1. Build package: python -m build
2. Store wheel and sdist as workflow artifacts

release β€” runs on push to main only, after test and build:

1. Build package
2. Publish to PyPI via pypa/gh-action-pypi-publish
   (requires PYPI_API_TOKEN secret in repo settings)

Release Process#

  1. Update version in setup.py

  2. Update CHANGELOG.md with release notes

  3. Commit: git commit -m "chore: release v1.1.0"

  4. Tag: git tag v1.1.0 && git push --tags

  5. Merge to main β€” CI publishes to PyPI automatically

πŸ”’ Security Considerations#

Input Validation#

  • All model identifiers are validated against the known model list before use

  • Server URLs are validated as valid HTTP/HTTPS URLs before connection attempts

  • Prompt strings are passed through as-is to Ollama β€” sanitization is the caller’s responsibility

Network#

  • HTTPS is supported and recommended for remote servers

  • All HTTP requests have an explicit timeout (default: 30 seconds)

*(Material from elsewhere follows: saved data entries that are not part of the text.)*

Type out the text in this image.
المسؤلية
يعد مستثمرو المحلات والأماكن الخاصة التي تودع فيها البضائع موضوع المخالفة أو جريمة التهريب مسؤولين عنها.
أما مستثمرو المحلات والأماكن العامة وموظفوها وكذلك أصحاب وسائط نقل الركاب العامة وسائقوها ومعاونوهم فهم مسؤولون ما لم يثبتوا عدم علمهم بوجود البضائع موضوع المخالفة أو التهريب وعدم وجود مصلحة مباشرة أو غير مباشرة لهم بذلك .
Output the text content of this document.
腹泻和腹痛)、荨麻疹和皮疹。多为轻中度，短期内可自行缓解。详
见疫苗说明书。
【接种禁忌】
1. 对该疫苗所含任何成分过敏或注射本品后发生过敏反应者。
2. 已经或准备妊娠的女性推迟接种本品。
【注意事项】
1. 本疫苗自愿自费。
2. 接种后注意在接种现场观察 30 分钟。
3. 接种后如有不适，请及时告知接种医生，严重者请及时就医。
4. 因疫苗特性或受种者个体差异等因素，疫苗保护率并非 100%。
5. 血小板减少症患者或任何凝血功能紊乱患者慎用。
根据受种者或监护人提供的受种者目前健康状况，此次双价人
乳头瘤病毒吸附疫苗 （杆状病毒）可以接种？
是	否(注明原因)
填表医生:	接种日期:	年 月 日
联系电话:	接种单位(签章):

  • No credentials or tokens are logged, even at debug level

Dependencies#

  • Core dependencies are minimal: ollama and pydantic only

  • Server extras (fastapi, uvicorn) are optional

  • Dependencies are pinned with minimum versions in setup.py; no upper bounds to avoid false conflicts

Known Limitations#

  • The server mode has no built-in authentication β€” do not expose it on a public network without a reverse proxy that adds auth

  • Model outputs are not filtered β€” responsible for downstream content handling lies with the application

  • HTTP (not HTTPS) is the default for localhost Ollama connections β€” this is intentional for zero-config local use

πŸš€ Future Enhancements#

Planned#

Feature

Description

Priority

Async API

Full async/await support for chat()

High

Plugin system

Extensible tool architecture for third-party additions

Medium

Metrics export

Prometheus-compatible metrics endpoint on the server

Medium

Configuration files

YAML/TOML config for server URLs, defaults, timeouts

Medium

Caching layer

Optional Redis backend for response caching

Low

Multi-modal

Image and audio input support (pending Ollama support)

Low

Architecture Notes for Future Contributors#

  • The _OllamaAPI class is intentionally not async to keep the public API simple. When async support is added, it should be a parallel _AsyncOllamaAPI class, not a modification of the existing one.

  • The model metadata JSON format is considered stable. New fields may be added; existing fields must not be removed without a major version bump.

  • The tool pipeline is designed to be run by maintainers, not end users. If a use case arises for user-facing model management, it should be a new public API function, not a thin wrapper around the tools.